Amphetamines Are Making Their Ways Into Urban Streams
Scientists are worried the drugs could alter the base of the aquatic food web
Amphetamines, compounds found in legal drugs to treat Attention-Deficit / Hyperactivity Disorder (ADHD) and in illegal ones like meth and molly, are destroying streams around Baltimore, according to a study published Thursday in the journal Environmental Science & Technology.
The researchers behind the study suspect that amphetamines are getting into the ecosystem when people are excreting them. This has been shown to happen with lots of other chemicals — birth control and antidepressants are getting into fish, amphibians, and aquatic plants, putting their populations in jeopardy.

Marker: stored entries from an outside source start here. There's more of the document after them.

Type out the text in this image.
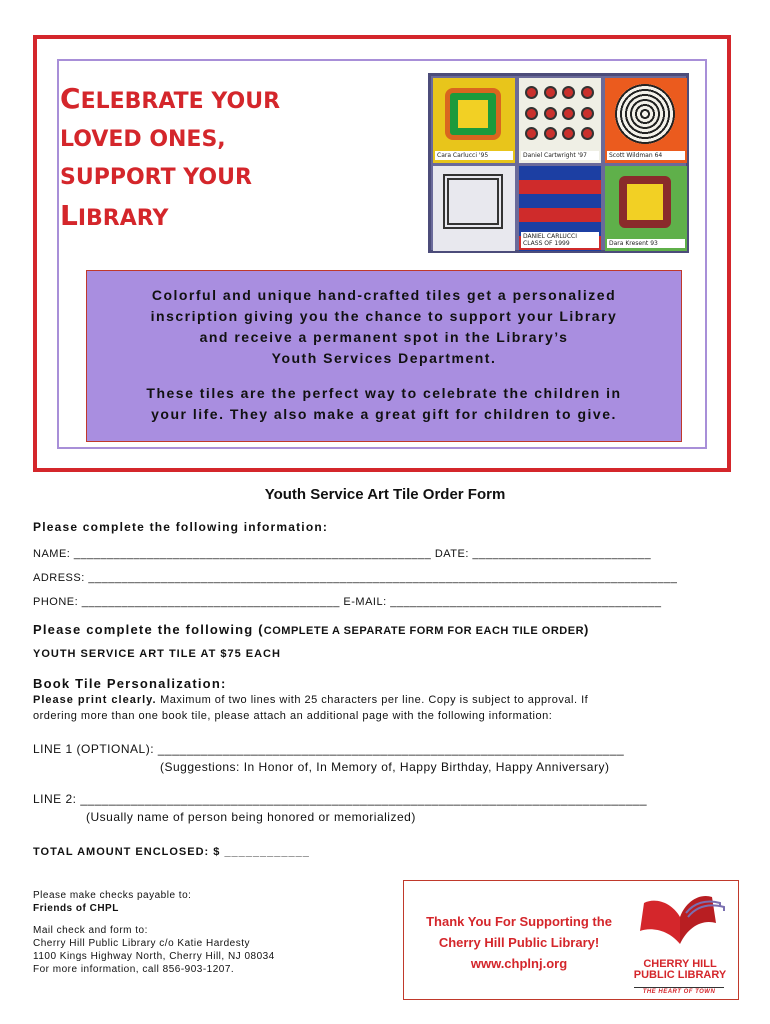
CELEBRATE YOUR
LOVED ONES,
SUPPORT YOUR
LIBRARY
Cara Carlucci '95	Daniel Cartwright '97	Scott Wildman 64
DANIEL CARLUCCI CLASS OF 1999	Dara Kresent 93

Colorful and unique hand-crafted tiles get a personalized

inscription giving you the chance to support your Library

and receive a permanent spot in the Library’s

Youth Services Department.

These tiles are the perfect way to celebrate the children in

your life. They also make a great gift for children to give.

Youth Service Art Tile Order Form
Please complete the following information:
NAME: ______________________________________________________ DATE: ___________________________
ADRESS: _________________________________________________________________________________________
PHONE: _______________________________________ E-MAIL: _________________________________________
Please complete the following (COMPLETE A SEPARATE FORM FOR EACH TILE ORDER)
YOUTH SERVICE ART TILE AT $75 EACH
Book Tile Personalization:
Please print clearly. Maximum of two lines with 25 characters per line. Copy is subject to approval. If
ordering more than one book tile, please attach an additional page with the following information:
LINE 1 (OPTIONAL): _________________________________________________________________
(Suggestions: In Honor of, In Memory of, Happy Birthday, Happy Anniversary)
LINE 2: _______________________________________________________________________________
(Usually name of person being honored or memorialized)
TOTAL AMOUNT ENCLOSED: $ ____________
Please make checks payable to:
Friends of CHPL
Mail check and form to:
Cherry Hill Public Library c/o Katie Hardesty
1100 Kings Highway North, Cherry Hill, NJ 08034
For more information, call 856-903-1207.
Thank You For Supporting the
Cherry Hill Public Library!
www.chplnj.org	CHERRY HILL
PUBLIC LIBRARY
THE HEART OF TOWN
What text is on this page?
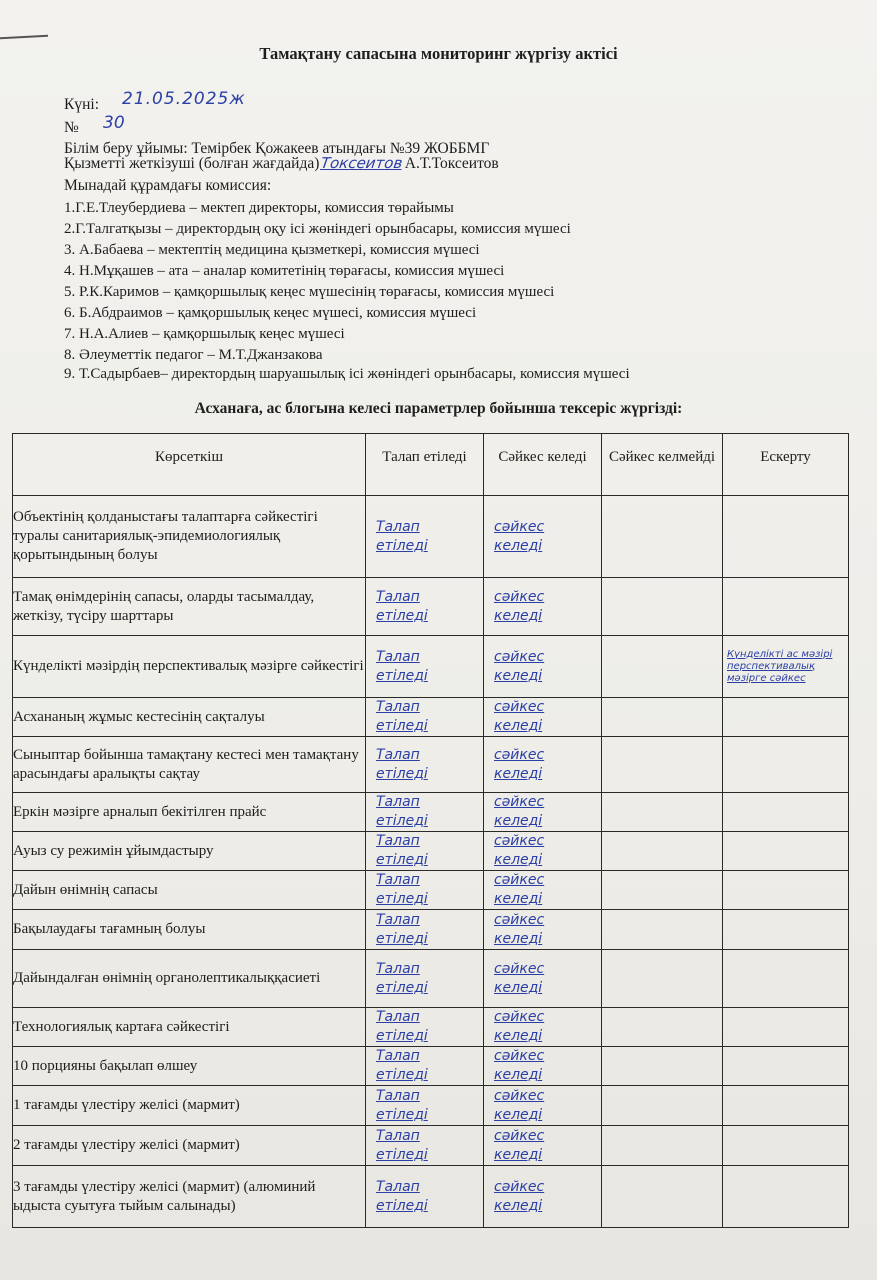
Тамақтану сапасына мониторинг жүргізу актісі
Күні: 21.05.2025ж
№ 30
Білім беру ұйымы: Темірбек Қожакеев атындағы №39 ЖОББМГ
Қызметті жеткізуші (болған жағдайда)ТоксеитовА.Т.Токсеитов
Мынадай құрамдағы комиссия:
1.Г.Е.Тлеубердиева – мектеп директоры, комиссия төрайымы
2.Г.Талгатқызы – директордың оқу ісі жөніндегі орынбасары, комиссия мүшесі
3. А.Бабаева – мектептің медицина қызметкері, комиссия мүшесі
4. Н.Мұқашев – ата – аналар комитетінің төрағасы, комиссия мүшесі
5. Р.К.Каримов – қамқоршылық кеңес мүшесінің төрағасы, комиссия мүшесі
6. Б.Абдраимов – қамқоршылық кеңес мүшесі, комиссия мүшесі
7. Н.А.Алиев – қамқоршылық кеңес мүшесі
8. Әлеуметтік педагог – М.Т.Джанзакова
9. Т.Садырбаев– директордың шаруашылық ісі жөніндегі орынбасары, комиссия мүшесі
Асханаға, ас блогына келесі параметрлер бойынша тексеріс жүргізді:
Көрсеткіш	Талап етіледі	Сәйкес келеді	Сәйкес келмейді	Ескерту
Объектінің қолданыстағы талаптарға сәйкестігі туралы санитариялық-эпидемиологиялық қорытындының болуы	Талап
етіледі	сәйкес
келеді		

Тамақ өнімдерінің сапасы, оларды тасымалдау, жеткізу, түсіру шарттары	Талап
етіледі	сәйкес
келеді		

Күнделікті мәзірдің перспективалық мәзірге сәйкестігі	Талап
етіледі	сәйкес
келеді		Күнделікті ас мәзірі перспективалық мәзірге сәйкес

Асхананың жұмыс кестесінің сақталуы	Талап
етіледі	сәйкес
келеді		

Сыныптар бойынша тамақтану кестесі мен тамақтану арасындағы аралықты сақтау	Талап
етіледі	сәйкес
келеді		

Еркін мәзірге арналып бекітілген прайс	Талап
етіледі	сәйкес
келеді		

Ауыз су режимін ұйымдастыру	Талап
етіледі	сәйкес
келеді		

Дайын өнімнің сапасы	Талап
етіледі	сәйкес
келеді		

Бақылаудағы тағамның болуы	Талап
етіледі	сәйкес
келеді		

Дайындалған өнімнің органолептикалыққасиеті	Талап
етіледі	сәйкес
келеді		

Технологиялық картаға сәйкестігі	Талап
етіледі	сәйкес
келеді		

10 порцияны бақылап өлшеу	Талап
етіледі	сәйкес
келеді		

1 тағамды үлестіру желісі (мармит)	Талап
етіледі	сәйкес
келеді		

2 тағамды үлестіру желісі (мармит)	Талап
етіледі	сәйкес
келеді		

3 тағамды үлестіру желісі (мармит) (алюминий ыдыста суытуға тыйым салынады)	Талап
етіледі	сәйкес
келеді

There’s reason to believe the effects of amphetamines might be growing. The number of children diagnosed with ADHD rose 42 percent between 2003 and 2011, and most (74 percent) of those treat the disorder with medications like Adderall or Ritalin, which contain amphetamines. The use of illegal drugs, too, has grown — the number of people who had used meth in the past year grew by more than 200,000 between 2010 and 2013.
“We have every reason to suspect that the release of stimulants to aquatic environments is on the rise across the globe, yet little is known about the ecological consequences of this pollution,” said Emma J. Rosi-Marshall, a freshwater ecologist at the Cary Institute, an environmental research organization, and a co-author on the current study, in a press release.
In the study, the researchers took samples from six streams around Baltimore. Using a common chemical analysis, they figured out the concentration of amphetamine in them. To see its effect on an ecosystem, the researchers then created eight artificial streams, each packed with algae, bacteria, and insects typical of local waterways. They even added some rocks from nearby creeks for authenticity. Then the researchers added amphetamines to half the artificial streams and used the other four as controls.
After three weeks, the researchers found that the amphetamines reduced the biological processes of the microbes and algae, shifting which species among them were the most populous. The insects, on the other hand, were more active, emerging earlier in the streams laced with amphetamines than in the control streams.
The good news is that amphetamines tend to be short-lived in the environment, often not lasting more than a few days. The downside is that most of those drugs are taken up by organisms like those tested in the study. And if the organisms closest to sewage plants get thrown out of whack, it could have a ripple effect throughout the entire stream ecosystem.
Now that researchers know this is an issue, they can start to understand the mechanisms that cause these particular effects. That may even help them find solutions that might spare the ecosystems without denying ADHD patients the medication they need.